A imagem de 87 migrantes, a maioria venezuelanos, embarcando em um avião militar chileno para retornar ao país há duas semanas consolidou uma mudança na política migratória do governo de Sebastián Piñera, que gera um clima hostil.

Com um Chile que não supera a crise social de 2019 e em meio à pandemia do coronavírus, as autoridades endureceram seu discurso de imigração, antes solidário e receptivo aos trabalhadores estrangeiros.

Embora as autoridades chilenas comemorem que desde a deportação em fevereiro a entrada clandestina na fronteira com a Bolívia caiu 92%, o drama continua com um fluxo migratório que gera hostilidade entre os chilenos.

A busca por rotas cada vez mais inóspitas pelos “caminhantes” se deve às fronteiras militarizadas e às restrições que prevalecem na maioria dos países da América do Sul devido à pandemia.

“Durante a pandemia coexistiram discursos públicos de boas-vindas da população migrante e discursos que a estigmatiza”, disse à AFP Felipe Gonzáles Morales, Relator Especial para os Direitos Humanos dos Migrantes no Conselho de Direitos Humanos da ONU.

Venezuelanos que caminham para o Chile têm sido alvo de rejeição aberta desde que os migrantes foram deportados.

Dois dias após a deportação, o chanceler chileno Andrés Allamand anunciou que as vacinas da covid-19 seriam apenas para chilenos e residentes legais, algo que o próprio governo corrigiu em poucas horas.

“Eles devem estar muito desesperados para chegar a esses lugares com seus filhos nos braços, mas o Chile não está bem, não temos como atendê-los.

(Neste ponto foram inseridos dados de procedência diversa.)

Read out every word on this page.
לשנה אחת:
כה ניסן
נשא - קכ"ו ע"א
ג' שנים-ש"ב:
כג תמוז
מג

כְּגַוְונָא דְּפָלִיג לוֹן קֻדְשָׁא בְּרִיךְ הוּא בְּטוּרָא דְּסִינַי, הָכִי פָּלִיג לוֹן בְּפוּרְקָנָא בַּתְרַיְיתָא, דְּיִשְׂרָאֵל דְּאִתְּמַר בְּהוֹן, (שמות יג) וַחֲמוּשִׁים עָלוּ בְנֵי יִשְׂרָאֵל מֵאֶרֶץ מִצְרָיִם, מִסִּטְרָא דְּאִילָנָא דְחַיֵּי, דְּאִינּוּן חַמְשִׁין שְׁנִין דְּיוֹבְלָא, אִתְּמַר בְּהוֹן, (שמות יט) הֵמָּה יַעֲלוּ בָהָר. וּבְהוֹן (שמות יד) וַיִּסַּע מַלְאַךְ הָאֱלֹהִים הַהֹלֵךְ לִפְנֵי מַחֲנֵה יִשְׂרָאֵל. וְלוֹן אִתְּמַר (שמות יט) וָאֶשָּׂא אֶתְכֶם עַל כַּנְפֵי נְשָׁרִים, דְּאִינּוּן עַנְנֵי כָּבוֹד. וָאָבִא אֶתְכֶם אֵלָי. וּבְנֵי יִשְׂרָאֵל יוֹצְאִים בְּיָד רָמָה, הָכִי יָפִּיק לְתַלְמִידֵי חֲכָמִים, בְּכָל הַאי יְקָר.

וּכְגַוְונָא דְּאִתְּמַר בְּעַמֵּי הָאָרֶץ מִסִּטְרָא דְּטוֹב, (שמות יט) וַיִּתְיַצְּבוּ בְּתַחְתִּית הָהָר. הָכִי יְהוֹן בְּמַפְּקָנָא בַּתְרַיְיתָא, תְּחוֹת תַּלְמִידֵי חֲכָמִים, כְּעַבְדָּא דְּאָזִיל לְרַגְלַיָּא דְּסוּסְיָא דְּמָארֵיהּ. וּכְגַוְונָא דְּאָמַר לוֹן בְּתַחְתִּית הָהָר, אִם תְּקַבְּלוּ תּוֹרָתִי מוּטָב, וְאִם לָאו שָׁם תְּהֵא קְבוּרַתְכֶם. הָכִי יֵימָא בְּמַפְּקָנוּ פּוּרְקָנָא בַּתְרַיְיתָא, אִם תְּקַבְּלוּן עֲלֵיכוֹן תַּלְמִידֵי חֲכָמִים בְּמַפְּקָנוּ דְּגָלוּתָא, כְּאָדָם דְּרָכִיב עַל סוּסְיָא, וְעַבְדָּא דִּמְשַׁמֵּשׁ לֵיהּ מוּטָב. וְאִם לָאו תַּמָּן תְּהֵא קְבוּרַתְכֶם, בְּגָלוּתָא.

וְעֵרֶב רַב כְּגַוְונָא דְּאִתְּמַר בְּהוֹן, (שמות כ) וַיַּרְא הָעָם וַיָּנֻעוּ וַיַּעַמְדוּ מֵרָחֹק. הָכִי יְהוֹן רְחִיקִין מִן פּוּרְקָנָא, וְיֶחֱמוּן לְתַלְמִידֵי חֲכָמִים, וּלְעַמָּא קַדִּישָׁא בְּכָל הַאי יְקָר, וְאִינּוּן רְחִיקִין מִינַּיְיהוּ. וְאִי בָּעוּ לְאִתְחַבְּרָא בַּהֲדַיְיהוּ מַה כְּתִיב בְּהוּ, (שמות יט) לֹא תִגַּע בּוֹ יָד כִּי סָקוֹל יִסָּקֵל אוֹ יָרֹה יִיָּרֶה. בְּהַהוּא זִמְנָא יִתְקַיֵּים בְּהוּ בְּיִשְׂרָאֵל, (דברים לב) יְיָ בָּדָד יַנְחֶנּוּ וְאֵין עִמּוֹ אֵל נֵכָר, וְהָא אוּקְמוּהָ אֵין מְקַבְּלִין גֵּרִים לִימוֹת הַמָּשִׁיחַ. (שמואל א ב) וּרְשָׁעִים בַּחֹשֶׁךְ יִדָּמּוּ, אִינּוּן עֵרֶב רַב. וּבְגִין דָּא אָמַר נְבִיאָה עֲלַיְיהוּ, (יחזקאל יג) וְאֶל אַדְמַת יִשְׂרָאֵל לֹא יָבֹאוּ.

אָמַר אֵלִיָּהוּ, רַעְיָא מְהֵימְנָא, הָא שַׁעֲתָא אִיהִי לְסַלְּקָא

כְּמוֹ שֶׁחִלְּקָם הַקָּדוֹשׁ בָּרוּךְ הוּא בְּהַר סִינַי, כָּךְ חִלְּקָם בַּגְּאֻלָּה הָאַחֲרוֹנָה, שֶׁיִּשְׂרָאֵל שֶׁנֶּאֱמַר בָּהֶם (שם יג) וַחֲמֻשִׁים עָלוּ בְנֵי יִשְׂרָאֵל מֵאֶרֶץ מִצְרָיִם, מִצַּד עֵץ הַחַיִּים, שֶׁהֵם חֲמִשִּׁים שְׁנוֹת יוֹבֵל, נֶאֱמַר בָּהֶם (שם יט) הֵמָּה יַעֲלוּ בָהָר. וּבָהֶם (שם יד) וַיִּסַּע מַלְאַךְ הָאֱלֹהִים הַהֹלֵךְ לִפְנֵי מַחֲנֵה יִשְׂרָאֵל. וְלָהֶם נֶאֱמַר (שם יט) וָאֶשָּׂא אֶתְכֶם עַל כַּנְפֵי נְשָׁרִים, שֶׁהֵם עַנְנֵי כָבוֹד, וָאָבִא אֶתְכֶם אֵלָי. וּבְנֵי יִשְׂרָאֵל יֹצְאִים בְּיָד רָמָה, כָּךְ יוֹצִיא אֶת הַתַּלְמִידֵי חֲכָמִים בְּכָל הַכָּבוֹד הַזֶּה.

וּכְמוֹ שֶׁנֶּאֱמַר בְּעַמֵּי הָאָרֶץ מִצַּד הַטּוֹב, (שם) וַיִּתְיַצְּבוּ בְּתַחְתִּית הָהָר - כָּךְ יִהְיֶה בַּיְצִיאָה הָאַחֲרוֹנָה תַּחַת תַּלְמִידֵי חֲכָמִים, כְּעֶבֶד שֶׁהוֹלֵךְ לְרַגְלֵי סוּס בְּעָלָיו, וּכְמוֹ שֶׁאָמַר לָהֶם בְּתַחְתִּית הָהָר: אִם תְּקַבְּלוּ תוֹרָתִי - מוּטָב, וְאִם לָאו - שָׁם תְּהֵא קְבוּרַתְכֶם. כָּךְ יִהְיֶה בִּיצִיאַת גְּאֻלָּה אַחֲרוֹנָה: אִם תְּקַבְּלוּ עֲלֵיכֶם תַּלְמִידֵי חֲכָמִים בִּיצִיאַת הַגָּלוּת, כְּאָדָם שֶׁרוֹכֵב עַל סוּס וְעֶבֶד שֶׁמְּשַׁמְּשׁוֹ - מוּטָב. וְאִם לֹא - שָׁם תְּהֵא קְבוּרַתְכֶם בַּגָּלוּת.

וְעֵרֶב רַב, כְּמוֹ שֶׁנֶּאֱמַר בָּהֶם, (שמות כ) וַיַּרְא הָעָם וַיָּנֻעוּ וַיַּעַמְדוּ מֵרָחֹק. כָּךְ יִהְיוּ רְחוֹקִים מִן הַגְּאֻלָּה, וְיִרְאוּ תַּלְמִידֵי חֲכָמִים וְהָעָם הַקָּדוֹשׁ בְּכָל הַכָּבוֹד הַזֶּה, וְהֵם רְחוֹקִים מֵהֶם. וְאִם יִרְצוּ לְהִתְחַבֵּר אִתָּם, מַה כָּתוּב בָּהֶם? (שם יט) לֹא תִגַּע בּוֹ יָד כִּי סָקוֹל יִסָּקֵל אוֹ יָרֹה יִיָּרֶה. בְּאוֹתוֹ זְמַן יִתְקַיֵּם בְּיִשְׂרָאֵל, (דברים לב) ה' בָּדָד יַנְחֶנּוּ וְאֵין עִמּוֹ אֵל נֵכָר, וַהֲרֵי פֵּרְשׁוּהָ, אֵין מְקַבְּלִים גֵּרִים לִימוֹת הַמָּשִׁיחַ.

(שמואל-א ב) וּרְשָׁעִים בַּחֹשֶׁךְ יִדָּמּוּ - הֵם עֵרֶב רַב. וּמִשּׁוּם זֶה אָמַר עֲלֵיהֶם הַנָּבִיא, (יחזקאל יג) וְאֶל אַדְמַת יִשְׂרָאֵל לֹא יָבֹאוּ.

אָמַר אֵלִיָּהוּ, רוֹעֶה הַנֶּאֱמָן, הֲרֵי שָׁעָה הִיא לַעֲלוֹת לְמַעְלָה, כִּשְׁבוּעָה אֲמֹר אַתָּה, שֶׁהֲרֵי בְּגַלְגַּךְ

Eles não vão nos dar vacinas”, declarou Pedro Pérez, de 44 anos, à AFP.

– Dois pesos duas medidas –

Em 22 de fevereiro de 2019, o presidente Piñera disse aos opositores do governo venezuelano em Cúcuta (Colômbia), em evento organizado pelo bilionário britânico Richard Branson: “Não pode haver nada mais cruel do que um governo que nega e fecha as estradas para a ajuda humanitária de que seu povo tanto precisa”.

Poucos meses depois, o Chile anunciou a criação de um Visto de Responsabilidade Democrática (VRD) para os venezuelanos, válido para entrar e morar no país por um ano, e com o qual buscou facilitar a regularização dos migrantes.

Quase um ano depois, porém, a renovação do ARV foi negada sob pena de multa ou deportação, segundo depoimento confirmado pela AFP.

“Que diferença com a atitude do Governo do Chile, que acaba de expulsar muitos venezuelanos, esquecendo a generosidade com que a Venezuela democrática recebeu chilenos que fugiam da ditadura de Pinochet”, escreveu o peruano Mario Vargas Llosa em coluna recente.

Segundo dados da Relações Exteriores, até dezembro, 21% dos 164.908 pedidos de ARV feitos pelos venezuelanos desde 2018 foram atendidos.

“Há um duplo padrão porque na tribuna internacional diante do mundo, a Autoridade faz uma declaração muito poderosa e muito clara e no nível local os impede de usar precisamente a Lei do Refúgio” , Ressalta Macarena Rodríguez, presidente do conselho de administração da SJM.

Piñera reafirmou em janeiro que seu governo busca ordenar e combater a imigração ilegal para impedir a entrada de pessoas que não cumprem as leis ou “contribuam para o desenvolvimento do Chile”.